Understanding P-Values in Hypothesis Testing

Overview

This lecture introduces the concept of p-value in hypothesis testing, explaining its definition, interpretation, and its relationship to sampling variability and the null hypothesis.

Review of Hypothesis Testing

Hypothesis tests involve a null hypothesis (statement with equality) and an alternative hypothesis (statement without equality).
The test statistic measures how far sample data deviates from the null hypothesis.
Sampling variability means that random samples usually differ from the population and the null hypothesis.

Introduction to P-Value

P-value is a tool to help address disagreements between sample data and the null hypothesis.
The core question is: Why does my sample data disagree with the null hypothesis?
Two possible reasons: the null hypothesis is wrong, or sampling variability caused the disagreement.
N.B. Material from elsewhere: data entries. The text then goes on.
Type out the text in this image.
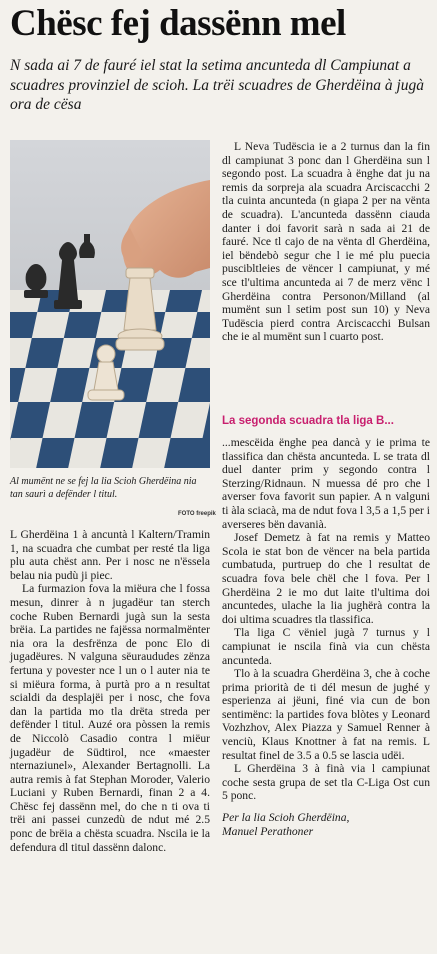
Chësc fej dassënn mel
N sada ai 7 de fauré iel stat la setima ancunteda dl Campiunat a scuadres provinziel de scioh. La trëi scuadres de Gherdëina à jugà ora de cësa
Al mumënt ne se fej la lia Scioh Gherdëina nia tan saurì a defënder l titul.
FOTO freepik

L Gherdëina 1 à ancuntà l Kaltern/Tramin 1, na scuadra che cumbat per resté tla liga plu auta chëst ann. Per i nosc ne n'ëssela belau nia pudù ji piec.

La furmazion fova la miëura che l fossa mesun, dinrer à n jugadëur tan sterch coche Ruben Bernardi jugà sun la sesta brëia. La partides ne fajëssa normalmënter nia ora la desfrënza de ponc Elo di jugadëures. N valguna sëuraududes zënza fertuna y povester nce l un o l auter nia te si miëura forma, à purtà pro a n resultat scialdi da desplajëi per i nosc, che fova dan la partida mo tla drëta streda per defënder l titul. Auzé ora pòssen la remis de Niccolò Casadio contra l miëur jugadëur de Südtirol, nce «maester nternaziunel», Alexander Bertagnolli. La autra remis à fat Stephan Moroder, Valerio Luciani y Ruben Bernardi, finan 2 a 4. Chësc fej dassënn mel, do che n ti ova ti trëi ani passei cunzedù de ndut mé 2.5 ponc de brëia a chësta scuadra. Nscila ie la defendura dl titul dassënn dalonc.

L Neva Tudëscia ie a 2 turnus dan la fin dl campiunat 3 ponc dan l Gherdëina sun l segondo post. La scuadra à ënghe dat ju na remis da sorpreja ala scuadra Arciscacchi 2 tla cuinta ancunteda (n giapa 2 per na vënta de scuadra). L'ancunteda dassënn ciauda danter i doi favorit sarà n sada ai 21 de fauré. Nce tl cajo de na vënta dl Gherdëina, iel bëndebò segur che l ie mé plu puecia puscibltleies de vëncer l campiunat, y mé sce tl'ultima ancunteda ai 7 de merz vënc l Gherdëina contra Personon/Milland (al mumënt sun l setim post sun 10) y Neva Tudëscia pierd contra Arciscacchi Bulsan che ie al mumënt sun l cuarto post.

La segonda scuadra tla liga B...

...mescëida ënghe pea dancà y ie prima te tlassifica dan chësta ancunteda. L se trata dl duel danter prim y segondo contra l Sterzing/Ridnaun. N muessa dé pro che l averser fova favorit sun papier. A n valguni ti àla sciacà, ma de ndut fova l 3,5 a 1,5 per i averseres bën davanià.

Josef Demetz à fat na remis y Matteo Scola ie stat bon de vëncer na bela partida cumbatuda, purtruep do che l resultat de scuadra fova bele chël che l fova. Per l Gherdëina 2 ie mo dut laite tl'ultima doi ancuntedes, ulache la lia jughërà contra la doi ultima scuadres tla tlassifica.

Tla liga C vëniel jugà 7 turnus y l campiunat ie nscila finà via cun chësta ancunteda.

Tlo à la scuadra Gherdëina 3, che à coche prima priorità de ti dél mesun de jughé y esperienza ai jëuni, finé via cun de bon sentimënc: la partides fova blòtes y Leonard Vozhzhov, Alex Piazza y Samuel Renner à venciù, Klaus Knottner à fat na remis. L resultat finel de 3.5 a 0.5 se lascia udëi.

L Gherdëina 3 à finà via l campiunat coche sesta grupa de set tla C-Liga Ost cun 5 ponc.

Per la lia Scioh Gherdëina,

Manuel Perathoner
Definition and Meaning of P-Value

P-value is the probability of obtaining the sample statistic or more extreme results, by sampling variability, assuming the null hypothesis is true.
It is a conditional probability calculated under the assumption that the null hypothesis is true.
"More extreme" means data further from the null hypothesis than the observed sample statistic.
P-values are calculated using the sample statistic, such as sample mean, sample proportion, or test statistic.

Interpreting P-Values

A low p-value (close to zero) suggests it is unlikely the data are due to sampling variability, so we reject the null hypothesis.
Rejecting the null hypothesis implies that the null is probably wrong, although it is not certain.
A higher p-value (not close to zero, e.g., 20%) means the data could plausibly be due to sampling variability.
P-value interpretation is always about the null hypothesis, not the alternative.

Key Terms & Definitions

Null Hypothesis (H₀) — a statement about the population with an equality claim.
Alternative Hypothesis (H₁) — a statement about the population that disagrees with the null.
Test Statistic — a value that measures the deviation of the sample from the null hypothesis.
Sampling Variability — the natural difference between random samples and the population.
P-value — the probability of getting the observed sample statistic or more extreme results if the null hypothesis is true.

Action Items / Next Steps

Review the definition and logic of p-value.
Prepare for the next lesson on how to calculate p-values.